CRN
- Cover of the June 2023 issue
- Categories: Trade magazine
- Founded: 1982
- First issue: June 7, 1982
- Company: The Channel Company
- Country: United States
- Based in: Westborough, Massachusetts
- Language: English German
- Website: www.crn.com

= CRN (magazine) =

American computer trade magazine

CRN is an American computer publication. It was first launched as Computer Retail Week on June 7, 1982, as a magazine targeted to computer resellers. It soon after was renamed Computer Reseller News.

==History and profile==
Originally launched in 1982 and published by CMP Media of Manhasset, New York, United States, CRN was subsequently purchased by London-based United Business Media (UBM) as part of the $920 million acquisition of CMP. Computer Reseller News later changed its name to the acronym CRN and was published by franchise publishers in a number of other countries including Australia, Denmark, Germany, the Netherlands, India, Poland, Russia, the United Kingdom, and the United States. The Australian CRN was published by nextmedia for some years. the UK version of CRN was published by Incisive Media for some years after it acquired VNU Business Publications UK in 2007 and the U.S. version is published by The Channel Company which acquired UBM Channel under management buyout from UBM in 2013.

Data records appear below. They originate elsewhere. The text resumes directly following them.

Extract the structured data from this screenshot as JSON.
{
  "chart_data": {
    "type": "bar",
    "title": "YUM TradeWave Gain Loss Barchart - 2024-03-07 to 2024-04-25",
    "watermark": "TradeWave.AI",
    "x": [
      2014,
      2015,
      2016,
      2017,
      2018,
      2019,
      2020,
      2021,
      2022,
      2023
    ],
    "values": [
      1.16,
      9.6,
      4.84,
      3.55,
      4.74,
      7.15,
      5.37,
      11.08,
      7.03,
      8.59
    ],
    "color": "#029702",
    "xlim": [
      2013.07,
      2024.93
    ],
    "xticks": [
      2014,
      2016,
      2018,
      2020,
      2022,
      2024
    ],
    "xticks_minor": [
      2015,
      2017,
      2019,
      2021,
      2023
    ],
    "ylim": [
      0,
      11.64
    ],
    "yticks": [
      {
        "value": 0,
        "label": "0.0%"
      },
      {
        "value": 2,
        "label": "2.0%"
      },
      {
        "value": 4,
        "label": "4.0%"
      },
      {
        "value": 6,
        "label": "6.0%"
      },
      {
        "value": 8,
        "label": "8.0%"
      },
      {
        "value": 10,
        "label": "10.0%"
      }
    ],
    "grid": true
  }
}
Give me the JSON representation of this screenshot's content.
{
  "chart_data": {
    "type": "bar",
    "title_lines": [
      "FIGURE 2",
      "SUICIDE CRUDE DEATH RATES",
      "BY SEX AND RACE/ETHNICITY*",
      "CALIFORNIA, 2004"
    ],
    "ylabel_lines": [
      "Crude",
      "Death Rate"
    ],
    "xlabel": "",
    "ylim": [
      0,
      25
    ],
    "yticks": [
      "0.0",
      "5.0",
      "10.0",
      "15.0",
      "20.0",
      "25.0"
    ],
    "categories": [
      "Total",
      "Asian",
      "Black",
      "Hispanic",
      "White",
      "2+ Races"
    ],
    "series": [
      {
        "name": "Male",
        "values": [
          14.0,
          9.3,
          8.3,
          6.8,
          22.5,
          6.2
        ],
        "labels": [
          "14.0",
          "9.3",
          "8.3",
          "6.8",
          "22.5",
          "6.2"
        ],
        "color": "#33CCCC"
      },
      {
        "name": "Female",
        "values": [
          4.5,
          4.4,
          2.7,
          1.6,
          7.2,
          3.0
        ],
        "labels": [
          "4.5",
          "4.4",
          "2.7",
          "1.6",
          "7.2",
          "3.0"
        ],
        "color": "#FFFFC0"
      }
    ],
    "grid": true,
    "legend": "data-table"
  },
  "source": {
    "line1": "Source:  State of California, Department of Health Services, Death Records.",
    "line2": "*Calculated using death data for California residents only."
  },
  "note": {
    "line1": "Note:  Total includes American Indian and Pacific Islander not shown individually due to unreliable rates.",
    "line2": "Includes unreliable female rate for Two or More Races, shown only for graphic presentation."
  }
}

The headquarters of the magazine is in Westborough, Massachusetts. In 2009 CRNs U.S. version was recognized as a leading advertising medium for the IT industry by B2B's Media Power 50 ranking, which called it the "unrivaled leader in covering the channel".

In January 2012, the UK version of CRN launched the CRN Sales and Marketing Awards. These awards recognise and reward the achievements of high-achieving information and communications technology companies.

In April 2022, The Channel Company acquired CRN UK, Computing, and Channel Partner Insight from Incisive Media. This deal reunited the UK and US edition of CRN under common ownership.

In 2023, The Channel Company relaunched CRN Germany.

In March 2025, The Channel Company relaunched CRN Australia under an in-house management after previously licensed the brand to nextmedia.